Bioinformatics deals with the development and application of computational methods to address biological problems. The course will focus on the fundamental concepts, ideas and related biological applications of existing bioinformatics tools. This course will provide hands-on experience in applying bioinformatics software tools and online databases to analyze experimental biological data, and it will also introduce scripting language tools typically used to automate some biological data analysis tasks.

Biology students will appreciate the impact of these approaches for addressing biological questions and will gain insight on the limitations and strengths of these approaches. Computer Science students will appreciate the practical use of the concepts they have been taught in other courses, but most importantly, the challenges posed by biological questions, and the need for the robust algorithms that deal with the very large, noisy datasets typically present in biology. Computer scientists and biologists will both recognize the large diversity of questions addressed by bioinformatics applications. Many industry and research jobs now require cross-disciplinary collaboration. With this course, students will start becoming aware of the interdisciplinary nature of bioinformatics and appreciate the contribution of people outside their field of study.

Representative Workload
  • Assignments and Projects 25%
  • Lab Work and Quizzes 20%
  • In-class Exam 25%
  • Final Exam 30%
Representative Course Outline
  • Introduction
    • What is Bioinformatics?
    • Why is Bioinformatics required?
    • Importance of interdisciplinary collaboration
  • Sequences
    • Why compare sequences?
    • Sequence similarity
    • Where to look for information about a sequence
    • Sequence alignment: Pairwise and multiple
  • Genomics
    • How are genomes sequenced?
    • How are genomes annotated?
    • Genomic variation
    • Gene expression
  • How is gene expression measured?
  • Pre-processing the data: denoising and normalization
  • Differential analysis
    • Interpreting a list of genes
  • Gene functional annotation - Gene Ontology (GO)
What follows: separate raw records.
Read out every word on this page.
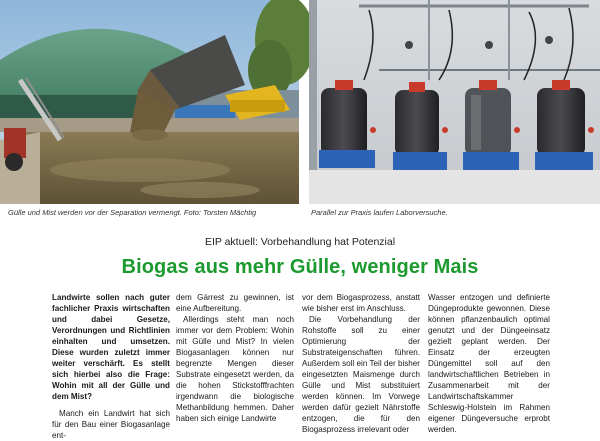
Gülle und Mist werden vor der Separation vermengt. Foto: Torsten Mächtig	Parallel zur Praxis laufen Laborversuche.
EIP aktuell: Vorbehandlung hat Potenzial
Biogas aus mehr Gülle, weniger Mais

Landwirte sollen nach guter fachlicher Praxis wirtschaften und dabei Gesetze, Verordnungen und Richtlinien einhalten und umsetzen. Diese wurden zuletzt immer weiter verschärft. Es stellt sich hierbei also die Frage: Wohin mit all der Gülle und dem Mist?

Manch ein Landwirt hat sich für den Bau einer Biogasanlage ent-

dem Gärrest zu gewinnen, ist eine Aufbereitung.

Allerdings steht man noch immer vor dem Problem: Wohin mit Gülle und Mist? In vielen Biogasanlagen können nur begrenzte Mengen dieser Substrate eingesetzt werden, da die hohen Stickstofffrachten irgendwann die biologische Methanbildung hemmen. Daher haben sich einige Landwirte

vor dem Biogasprozess, anstatt wie bisher erst im Anschluss.

Die Vorbehandlung der Rohstoffe soll zu einer Optimierung der Substrateigenschaften führen. Außerdem soll ein Teil der bisher eingesetzten Maismenge durch Gülle und Mist substituiert werden können. Im Vorwege werden dafür gezielt Nährstoffe entzogen, die für den Biogasprozess irrelevant oder

Wasser entzogen und definierte Düngeprodukte gewonnen. Diese können pflanzenbaulich optimal genutzt und der Düngeeinsatz gezielt geplant werden. Der Einsatz der erzeugten Düngemittel soll auf den landwirtschaftlichen Betrieben in Zusammenarbeit mit der Landwirtschaftskammer Schleswig-Holstein im Rahmen eigener Düngeversuche erprobt werden.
  • Finding over-represented gene functions in gene lists
  • Other source of annotations
    • Gene function prediction
  • Proteomics
    • Protein Interaction Networks
    • Protein Domains
    • How are proteins measured and identified?
  • Transcriptomics
    • Motif finding
    • Determining binding preferences
    • Inferring regulatory networks
  • Metabolomics
    • Detection and identification of metabolites
    • Human metabolome project
Labs

Students will be expected to attend a weekly lab session, and to submit a lab report or to answer a lab quiz at the end of each lab.
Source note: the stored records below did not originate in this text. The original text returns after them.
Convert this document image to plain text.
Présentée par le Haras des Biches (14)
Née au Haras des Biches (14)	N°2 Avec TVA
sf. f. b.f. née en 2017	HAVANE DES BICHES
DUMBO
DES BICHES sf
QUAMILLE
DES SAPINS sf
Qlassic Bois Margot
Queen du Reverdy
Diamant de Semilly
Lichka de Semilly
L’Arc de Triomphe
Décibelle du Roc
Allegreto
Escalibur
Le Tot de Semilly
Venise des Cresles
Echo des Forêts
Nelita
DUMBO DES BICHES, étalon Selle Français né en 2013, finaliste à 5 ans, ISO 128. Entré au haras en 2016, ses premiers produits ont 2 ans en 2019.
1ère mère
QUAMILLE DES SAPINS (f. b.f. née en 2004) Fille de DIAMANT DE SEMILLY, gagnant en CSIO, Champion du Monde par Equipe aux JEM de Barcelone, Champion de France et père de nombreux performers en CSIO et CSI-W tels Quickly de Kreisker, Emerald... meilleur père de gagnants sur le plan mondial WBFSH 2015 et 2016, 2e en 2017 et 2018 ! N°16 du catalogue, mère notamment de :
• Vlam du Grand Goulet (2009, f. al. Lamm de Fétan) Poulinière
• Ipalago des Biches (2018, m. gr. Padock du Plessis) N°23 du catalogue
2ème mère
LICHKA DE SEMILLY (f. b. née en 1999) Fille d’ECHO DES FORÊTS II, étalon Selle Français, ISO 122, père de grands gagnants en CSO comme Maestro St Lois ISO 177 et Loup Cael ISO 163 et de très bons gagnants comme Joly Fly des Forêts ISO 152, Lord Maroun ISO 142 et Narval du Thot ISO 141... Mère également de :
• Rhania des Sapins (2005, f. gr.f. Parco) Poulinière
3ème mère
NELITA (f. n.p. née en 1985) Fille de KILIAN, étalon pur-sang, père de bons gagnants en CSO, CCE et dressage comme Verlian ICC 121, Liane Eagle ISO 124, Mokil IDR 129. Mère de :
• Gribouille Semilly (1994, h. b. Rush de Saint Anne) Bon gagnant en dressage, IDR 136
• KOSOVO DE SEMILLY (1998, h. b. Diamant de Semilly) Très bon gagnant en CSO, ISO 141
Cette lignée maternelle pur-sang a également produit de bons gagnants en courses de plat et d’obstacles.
  • Script programming and using bioinformatics libraries (BioPerl)
  • Sequences
    • Using BLAST, BLAT
    • Using alignment tools (such as: ProbCons, M-Coffee)
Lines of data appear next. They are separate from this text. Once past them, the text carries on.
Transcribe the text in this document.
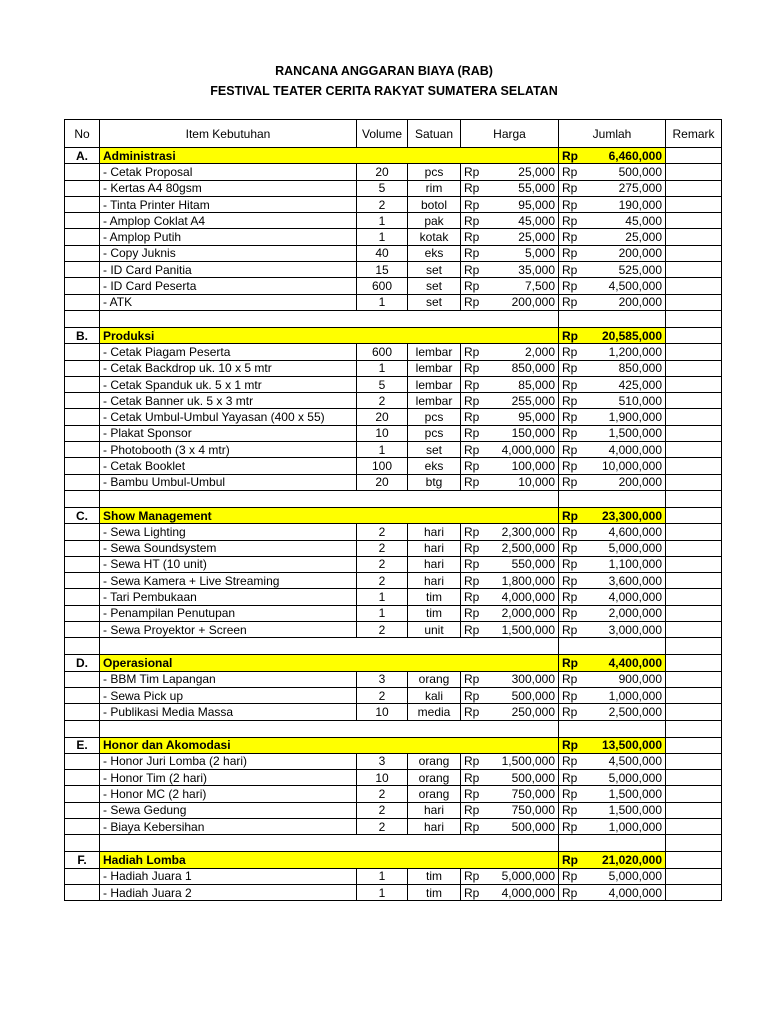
RANCANA ANGGARAN BIAYA (RAB)
FESTIVAL TEATER CERITA RAKYAT SUMATERA SELATAN
No	Item Kebutuhan	Volume	Satuan	Harga		Jumlah		Remark
A.	Administrasi					Rp	6,460,000	
	- Cetak Proposal	20	pcs	Rp	25,000	Rp	500,000	
	- Kertas A4 80gsm	5	rim	Rp	55,000	Rp	275,000	
	- Tinta Printer Hitam	2	botol	Rp	95,000	Rp	190,000	
	- Amplop Coklat A4	1	pak	Rp	45,000	Rp	45,000	
	- Amplop Putih	1	kotak	Rp	25,000	Rp	25,000	
	- Copy Juknis	40	eks	Rp	5,000	Rp	200,000	
	- ID Card Panitia	15	set	Rp	35,000	Rp	525,000	
	- ID Card Peserta	600	set	Rp	7,500	Rp	4,500,000	
	- ATK	1	set	Rp	200,000	Rp	200,000	

B.	Produksi					Rp	20,585,000	
	- Cetak Piagam Peserta	600	lembar	Rp	2,000	Rp	1,200,000	
	- Cetak Backdrop uk. 10 x 5 mtr	1	lembar	Rp	850,000	Rp	850,000	
	- Cetak Spanduk uk. 5 x 1 mtr	5	lembar	Rp	85,000	Rp	425,000	
	- Cetak Banner uk. 5 x 3 mtr	2	lembar	Rp	255,000	Rp	510,000	
	- Cetak Umbul-Umbul Yayasan (400 x 55)	20	pcs	Rp	95,000	Rp	1,900,000	
	- Plakat Sponsor	10	pcs	Rp	150,000	Rp	1,500,000	
	- Photobooth (3 x 4 mtr)	1	set	Rp	4,000,000	Rp	4,000,000	
	- Cetak Booklet	100	eks	Rp	100,000	Rp	10,000,000	
	- Bambu Umbul-Umbul	20	btg	Rp	10,000	Rp	200,000	

C.	Show Management					Rp	23,300,000	
	- Sewa Lighting	2	hari	Rp	2,300,000	Rp	4,600,000	
	- Sewa Soundsystem	2	hari	Rp	2,500,000	Rp	5,000,000	
	- Sewa HT (10 unit)	2	hari	Rp	550,000	Rp	1,100,000	
	- Sewa Kamera + Live Streaming	2	hari	Rp	1,800,000	Rp	3,600,000	
	- Tari Pembukaan	1	tim	Rp	4,000,000	Rp	4,000,000	
	- Penampilan Penutupan	1	tim	Rp	2,000,000	Rp	2,000,000	
	- Sewa Proyektor + Screen	2	unit	Rp	1,500,000	Rp	3,000,000	

D.	Operasional					Rp	4,400,000	
	- BBM Tim Lapangan	3	orang	Rp	300,000	Rp	900,000	
	- Sewa Pick up	2	kali	Rp	500,000	Rp	1,000,000	
	- Publikasi Media Massa	10	media	Rp	250,000	Rp	2,500,000	

E.	Honor dan Akomodasi					Rp	13,500,000	
	- Honor Juri Lomba (2 hari)	3	orang	Rp	1,500,000	Rp	4,500,000	
	- Honor Tim (2 hari)	10	orang	Rp	500,000	Rp	5,000,000	
	- Honor MC (2 hari)	2	orang	Rp	750,000	Rp	1,500,000	
	- Sewa Gedung	2	hari	Rp	750,000	Rp	1,500,000	
	- Biaya Kebersihan	2	hari	Rp	500,000	Rp	1,000,000	

F.	Hadiah Lomba					Rp	21,020,000	
	- Hadiah Juara 1	1	tim	Rp	5,000,000	Rp	5,000,000	
	- Hadiah Juara 2	1	tim	Rp	4,000,000	Rp	4,000,000	
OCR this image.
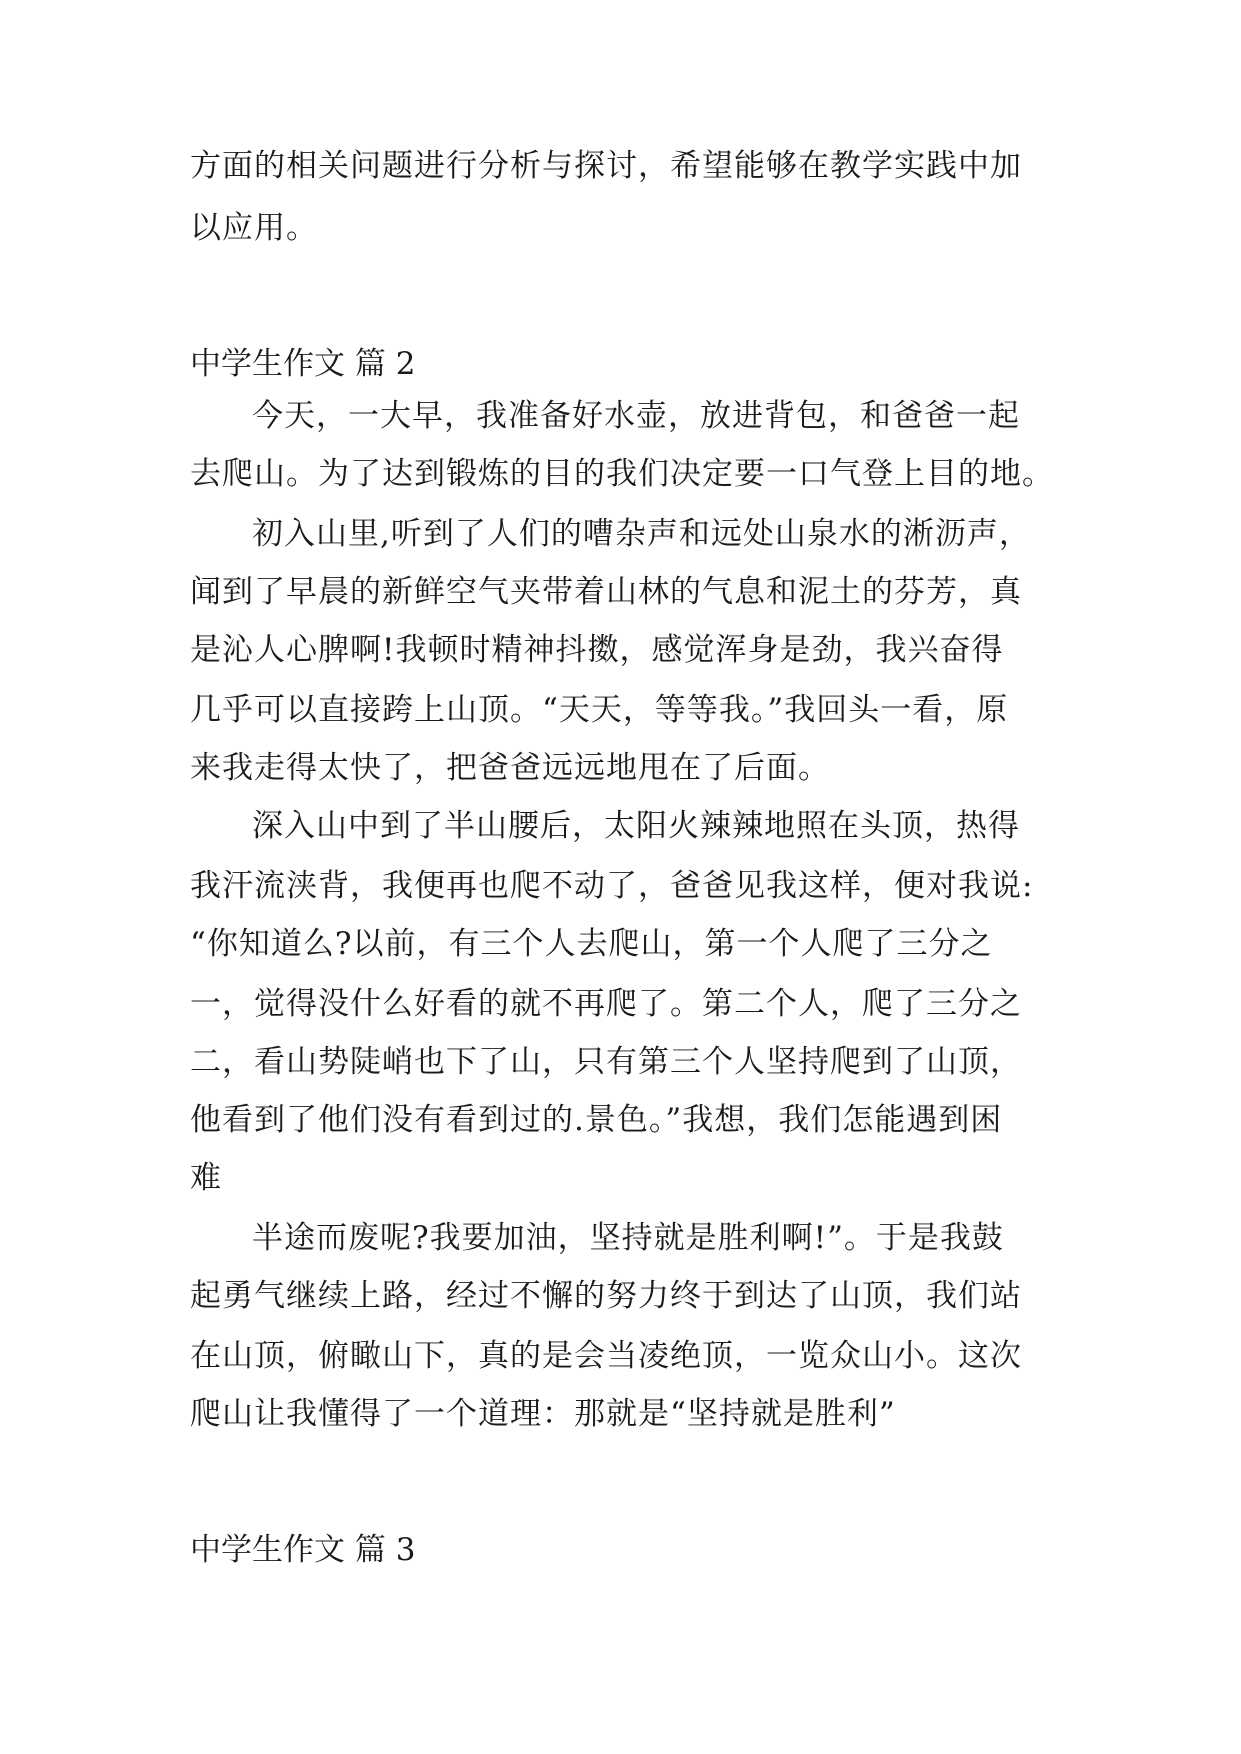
方面的相关问题进行分析与探讨，希望能够在教学实践中加
以应用。
中学生作文 篇 2
今天，一大早，我准备好水壶，放进背包，和爸爸一起
去爬山。为了达到锻炼的目的我们决定要一口气登上目的地。
初入山里,听到了人们的嘈杂声和远处山泉水的淅沥声，
闻到了早晨的新鲜空气夹带着山林的气息和泥土的芬芳，真
是沁人心脾啊!我顿时精神抖擞，感觉浑身是劲，我兴奋得
几乎可以直接跨上山顶。“天天，等等我。”我回头一看，原
来我走得太快了，把爸爸远远地甩在了后面。
深入山中到了半山腰后，太阳火辣辣地照在头顶，热得
我汗流浃背，我便再也爬不动了，爸爸见我这样，便对我说:
“你知道么?以前，有三个人去爬山，第一个人爬了三分之
一，觉得没什么好看的就不再爬了。第二个人，爬了三分之
二，看山势陡峭也下了山，只有第三个人坚持爬到了山顶，
他看到了他们没有看到过的.景色。”我想，我们怎能遇到困
难
半途而废呢?我要加油，坚持就是胜利啊!”。于是我鼓
起勇气继续上路，经过不懈的努力终于到达了山顶，我们站
在山顶，俯瞰山下，真的是会当凌绝顶，一览众山小。这次
爬山让我懂得了一个道理：那就是“坚持就是胜利”
中学生作文 篇 3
  • Working with sequenced genomes
    • Ensembl, BioMart, UCSC Genome Browser
    • Linking own data to a Genome browser
  • Analysis of gene expression data using existing tools (such as: Babelomics, GeneXPress, Gene Pattern)
  • Annotating a list of genes with functional annotation
  • Using over-representation or enrichment analysis tools (such as: GSEA, DAVID, GenMAPP, GOMiner)
  • Using gene function prediction eystems (such as: GeneMANIA, FuncBase, NBrowse, STRING, FunCoup)
  • Using motif finding tools in a set of sequences (such as: MEME, AlignACE)
  • Using regulatory networks prediction systems (such as: COALESCE, Allegro)
Notes
  • Credit cannot be obtained for both Computer Science 3550 and Biology 3951.